The research study, produced in collaboration with LendingClub, draws on insights from a survey of over 4,200 U.S. consumers to assess the impact of seasonal spending on consumers’ ability to manage expenses and grow their savings.
Per the report, one of the primary reasons cited by consumers for living paycheck to paycheck is nonessential spending. In fact, 66% of consumers engage in splurges and unnecessary purchases, which can strain their finances, and by doing so are more likely to experience significant fluctuations in their financial situation throughout the year.
Another significant factor contributing to living paycheck to paycheck is family financial support. Here too, 66% of consumers who provide financial assistance to their loved ones cite this as a top reason and may need to consider setting boundaries to avoid putting a strain on their own financial stability.

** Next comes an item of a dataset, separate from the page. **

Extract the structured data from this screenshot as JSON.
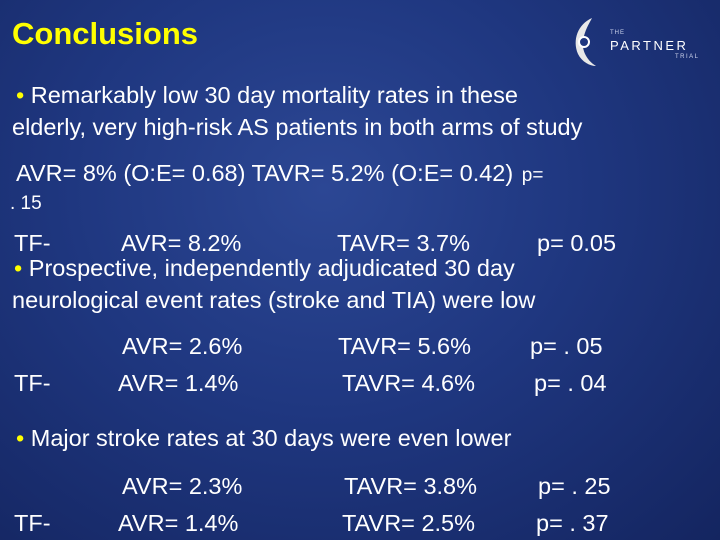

Having a large amount of debt and insufficient income are also cited as top reasons for living paycheck to paycheck by 64% and 60% of consumers, respectively. The study suggests that those who identify insufficient income as the main reason for their financial struggles are less likely to experience significant fluctuations in their financial situation throughout the year. However, it is important for these consumers to explore ways to increase their income or find alternative sources of financial support to enhance their overall financial stability.
In conclusion, despite lower inflation rates, living paycheck to paycheck remains a prevalent challenge for most American consumers. The study emphasizes the impact of nonessential spending, family financial support, high debt, and insufficient income as key contributors, underscoring the importance of proactive steps to improve overall financial stability all year round.